ランクル300が納車5年待ち? なんてひと昔前じゃ考えられなかった昨今の新車販売。正直コロナはもう収まって来たんだし、半導体の供給も安定してるしなんで……それはズバリ転売対策だ! アルファードは買った金額の200万円以上で売れることも多々ある。それによって今ディーラーでは、販売制限が起こる事態になっているのだ。
文/佐々木 亘、写真:TOYOTA
■ランクル300から表面化した転売問題
2021年8月にフルモデルチェンジしたランドクルーザー300系。予約注文の段階で、年間生産計画台数の3倍以上の注文が入り、超長納期が確実となった。
この時トヨタは、購入希望者から誓約書をとり、登録日から最低1年以上はクルマを手放さないということを、ユーザーに対し約束させる措置を取っている。
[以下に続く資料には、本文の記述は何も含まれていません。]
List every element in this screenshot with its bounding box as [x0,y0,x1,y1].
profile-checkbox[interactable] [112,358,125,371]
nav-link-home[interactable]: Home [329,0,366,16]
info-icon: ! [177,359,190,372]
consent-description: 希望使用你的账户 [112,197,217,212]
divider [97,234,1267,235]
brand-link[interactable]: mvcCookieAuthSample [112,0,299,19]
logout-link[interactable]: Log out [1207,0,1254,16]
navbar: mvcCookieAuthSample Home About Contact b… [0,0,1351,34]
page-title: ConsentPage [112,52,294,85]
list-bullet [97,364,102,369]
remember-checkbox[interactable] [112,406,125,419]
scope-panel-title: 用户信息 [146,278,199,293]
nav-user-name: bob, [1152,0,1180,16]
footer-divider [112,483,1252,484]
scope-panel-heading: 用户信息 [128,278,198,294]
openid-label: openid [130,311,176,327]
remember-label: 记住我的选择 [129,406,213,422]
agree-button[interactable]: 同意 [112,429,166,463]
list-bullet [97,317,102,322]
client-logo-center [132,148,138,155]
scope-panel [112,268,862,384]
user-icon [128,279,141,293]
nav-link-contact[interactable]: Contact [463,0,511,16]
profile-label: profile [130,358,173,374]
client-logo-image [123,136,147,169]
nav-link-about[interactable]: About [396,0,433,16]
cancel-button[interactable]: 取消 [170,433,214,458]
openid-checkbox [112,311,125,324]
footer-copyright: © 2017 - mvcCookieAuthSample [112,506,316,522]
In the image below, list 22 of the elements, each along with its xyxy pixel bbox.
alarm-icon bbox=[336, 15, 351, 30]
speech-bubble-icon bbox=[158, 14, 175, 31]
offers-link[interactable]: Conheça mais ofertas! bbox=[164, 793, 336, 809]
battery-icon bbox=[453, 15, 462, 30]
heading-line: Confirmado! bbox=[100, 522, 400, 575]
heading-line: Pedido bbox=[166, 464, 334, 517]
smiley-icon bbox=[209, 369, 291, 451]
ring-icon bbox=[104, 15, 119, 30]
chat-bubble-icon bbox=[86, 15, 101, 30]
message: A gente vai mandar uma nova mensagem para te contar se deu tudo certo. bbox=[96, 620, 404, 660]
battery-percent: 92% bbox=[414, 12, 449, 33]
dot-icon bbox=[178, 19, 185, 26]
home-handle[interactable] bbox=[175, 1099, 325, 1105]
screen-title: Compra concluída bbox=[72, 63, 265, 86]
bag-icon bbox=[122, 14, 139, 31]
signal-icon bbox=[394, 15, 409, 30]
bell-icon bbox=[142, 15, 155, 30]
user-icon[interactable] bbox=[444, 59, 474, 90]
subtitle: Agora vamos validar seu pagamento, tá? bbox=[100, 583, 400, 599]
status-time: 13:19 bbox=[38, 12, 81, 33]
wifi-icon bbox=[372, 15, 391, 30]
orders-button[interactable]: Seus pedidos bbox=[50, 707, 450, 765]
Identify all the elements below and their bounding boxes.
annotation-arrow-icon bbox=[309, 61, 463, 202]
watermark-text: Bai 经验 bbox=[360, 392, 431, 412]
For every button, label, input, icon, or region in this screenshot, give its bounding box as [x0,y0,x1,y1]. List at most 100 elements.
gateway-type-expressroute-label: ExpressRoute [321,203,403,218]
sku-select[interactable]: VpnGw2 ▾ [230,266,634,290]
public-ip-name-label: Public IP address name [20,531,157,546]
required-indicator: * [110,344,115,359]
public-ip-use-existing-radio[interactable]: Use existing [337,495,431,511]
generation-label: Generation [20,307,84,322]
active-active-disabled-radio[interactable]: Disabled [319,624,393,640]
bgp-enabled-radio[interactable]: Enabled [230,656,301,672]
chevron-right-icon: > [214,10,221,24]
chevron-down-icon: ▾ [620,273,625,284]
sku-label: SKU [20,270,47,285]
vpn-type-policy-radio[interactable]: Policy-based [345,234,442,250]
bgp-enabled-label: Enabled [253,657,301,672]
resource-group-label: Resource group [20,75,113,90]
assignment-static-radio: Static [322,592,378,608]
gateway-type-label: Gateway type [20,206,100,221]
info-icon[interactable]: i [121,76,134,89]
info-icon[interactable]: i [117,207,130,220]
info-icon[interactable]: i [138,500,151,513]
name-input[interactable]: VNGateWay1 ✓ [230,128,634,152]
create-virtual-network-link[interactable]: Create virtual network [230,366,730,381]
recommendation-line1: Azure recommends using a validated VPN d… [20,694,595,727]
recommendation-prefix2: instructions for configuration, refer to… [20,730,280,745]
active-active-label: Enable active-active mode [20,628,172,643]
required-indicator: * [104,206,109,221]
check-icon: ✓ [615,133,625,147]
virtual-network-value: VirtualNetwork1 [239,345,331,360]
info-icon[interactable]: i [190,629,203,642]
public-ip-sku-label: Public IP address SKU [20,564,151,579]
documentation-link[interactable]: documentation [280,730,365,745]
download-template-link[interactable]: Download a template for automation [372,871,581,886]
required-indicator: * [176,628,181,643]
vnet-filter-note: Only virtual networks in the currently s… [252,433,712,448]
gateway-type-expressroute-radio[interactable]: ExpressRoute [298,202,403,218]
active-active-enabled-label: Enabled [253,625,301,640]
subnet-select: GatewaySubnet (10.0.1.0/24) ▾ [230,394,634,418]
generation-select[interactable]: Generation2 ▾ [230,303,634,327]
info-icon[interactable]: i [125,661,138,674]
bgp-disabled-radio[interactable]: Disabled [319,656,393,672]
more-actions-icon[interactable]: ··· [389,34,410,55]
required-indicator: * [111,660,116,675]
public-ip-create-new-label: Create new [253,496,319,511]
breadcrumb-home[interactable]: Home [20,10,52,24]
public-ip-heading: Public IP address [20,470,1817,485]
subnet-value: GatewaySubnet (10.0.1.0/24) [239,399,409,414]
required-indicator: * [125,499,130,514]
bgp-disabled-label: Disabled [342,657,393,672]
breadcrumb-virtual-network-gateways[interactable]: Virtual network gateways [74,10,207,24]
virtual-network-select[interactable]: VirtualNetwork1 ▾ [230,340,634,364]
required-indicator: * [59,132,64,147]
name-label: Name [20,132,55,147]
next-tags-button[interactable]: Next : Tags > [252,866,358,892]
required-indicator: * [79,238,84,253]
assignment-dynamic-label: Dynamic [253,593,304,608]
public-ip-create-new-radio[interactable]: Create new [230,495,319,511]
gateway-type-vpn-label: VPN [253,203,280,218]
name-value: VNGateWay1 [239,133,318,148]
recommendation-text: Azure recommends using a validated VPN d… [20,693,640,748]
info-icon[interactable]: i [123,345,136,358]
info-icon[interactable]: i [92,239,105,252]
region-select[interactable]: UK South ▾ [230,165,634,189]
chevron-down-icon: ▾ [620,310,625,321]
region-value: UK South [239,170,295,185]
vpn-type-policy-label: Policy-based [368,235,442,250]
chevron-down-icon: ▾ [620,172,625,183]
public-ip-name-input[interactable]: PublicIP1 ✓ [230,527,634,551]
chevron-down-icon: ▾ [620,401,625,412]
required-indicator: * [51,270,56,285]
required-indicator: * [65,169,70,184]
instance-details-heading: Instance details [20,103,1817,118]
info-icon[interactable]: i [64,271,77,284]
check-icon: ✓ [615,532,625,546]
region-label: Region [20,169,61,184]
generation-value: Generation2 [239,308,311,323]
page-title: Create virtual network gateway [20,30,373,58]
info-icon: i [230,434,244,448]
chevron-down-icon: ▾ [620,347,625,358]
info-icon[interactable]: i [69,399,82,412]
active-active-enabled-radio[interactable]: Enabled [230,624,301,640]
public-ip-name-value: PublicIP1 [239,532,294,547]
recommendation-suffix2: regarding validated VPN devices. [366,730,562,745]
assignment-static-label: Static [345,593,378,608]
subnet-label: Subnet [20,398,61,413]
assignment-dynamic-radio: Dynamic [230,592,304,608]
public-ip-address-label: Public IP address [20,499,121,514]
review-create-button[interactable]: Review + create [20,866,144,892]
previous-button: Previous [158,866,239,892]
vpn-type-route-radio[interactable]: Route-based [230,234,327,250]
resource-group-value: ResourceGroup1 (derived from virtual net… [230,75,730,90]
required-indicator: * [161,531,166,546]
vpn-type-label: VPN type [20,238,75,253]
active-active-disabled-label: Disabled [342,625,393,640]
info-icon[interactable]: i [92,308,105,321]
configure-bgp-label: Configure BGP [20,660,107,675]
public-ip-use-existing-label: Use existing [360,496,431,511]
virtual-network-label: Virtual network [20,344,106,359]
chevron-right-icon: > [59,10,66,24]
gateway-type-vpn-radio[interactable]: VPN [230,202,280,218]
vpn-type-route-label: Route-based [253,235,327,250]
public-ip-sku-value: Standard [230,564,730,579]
しかし、新型モデル発表から半年が経過した2022年2月頃から、国内の業者オークションに、ランクル300が出回るようになってしまった。
900万円前後で購入したランクルは、オークションで1,700万円~1,800万円前後で取引される。中には2,200万円以上の値が付いたものもあるのだ。
過去にも新型車を業者が挙って買い付け、オークションに流して儲けるという話が無かったわけではない。ただランクル300の登場で、「クルマの転売は、ほぼ確実に儲かる」という風潮が高まってしまった。
以降、トヨタは全国のディーラーと転売の現状を確認し、予防策を講じることで一致している。奇しくもそれは、転売ヤーという言葉が一般化してしまった時代と同時期のことだ。
■プリウス・アルヴェル・ランクル70……狭まっていく販売方法
ランクルの転売問題が表面化して1年後、プリウスがフルモデルチェンジを果たす。納期は2年とも言われ、プリウスも転売が後をたたなかった。
人気モデルなら新車価格よりも高く売れるという転売の旨味がほぼ決定的になり、この半年後に登場するアルファード・ヴェルファイアから、メーカーが転売対策に大きく動き出すこととなる。
アルヴェルの販売では、誓約書はもちろんのこと、これまで通例化していた「予約販売」を原則行わなかった。
販売方法は、ある程度ディーラー側の判断に任せられたが、多くのお店では早い者勝ちとし(中には注文期間を区切って抽選としたところもある)、平日の昼間にもかかわらず、トヨタディーラーには商談の列が発生している。
しかし、こうした対策をとったアルファード・ヴェルファイアでも、高額の転売が数多く発生した。
一部のトヨタディーラーでは、販売する際に「この人は転売しないだろう」と確信を持って売った人たちに、転売されたという事実もあるようだ。
誓約書を取っても、販売時にお願いしても、ある程度の付き合いがあり転売は無いと見越していても、転売が繰り返され、転売による利益を得ている人がいる。もう、何かしらの強制力を働かせないと、この転売の動きには終わりはないのだろう。
トヨタもこれを認識したようで、ランクル70では販売の制限に大きく動き出すことになる。
■転売されたものは「買わない」こと! これが一番の転売対策
一部では物議を醸したランクル70の販売条件。ローン契約を半ば強制的に結び、車検証上の所有権を、一定期間ディーラーとするようにしたのだ。
中には販売方法をリース契約のみに絞り込むディーラーもあり、ユーザー側の購入自由度は極端に下がった。
こうした販売方法に対し、ディーラーには管理ユーザーの多くから厳しい声が寄せられた。ただ、こうした事態に、あるトヨタディーラーの上層部はこう語る。
「制限を設け、非常に不便をかけているのはこちらも承知の上です。しかしこれくらいやらないと転売されてしまう。まずは転売を止めないといけない。ディーラーとしても『売り方』をこんなに考えなければならない状況は好んでいません。みんなに楽しく売って、楽しく乗ってもらいたい、ただそれだけです。」
残念ながら、今すぐに転売ヤーを一掃するということはできない。ただ、この問題を解決に導く一つの方法として、私たち自動車ユーザーができることは「転売された商品を買わないこと」に尽きる。
転売その物を抑止することは、現状かなり難しいが、転売ヤーに利益を与えなければ転売は確実に減る。
少し高いけど、欲しいものだから買ってしまおうと思うのも、一つのユーザー心理だ。しかし、これをユーザー各々がグッと我慢することで、自動車販売は一歩ずつ正常な状態へ戻っていくだろう。
必要なところに必要なクルマがきちんと届き、快適に楽しく使ってもらうことを、作り手も売り手も願っている。
転売をするのはもちろん、転売商品を購入することで転売ヤーを裏側から支えてしまう行為も、やめるべきではないだろうか。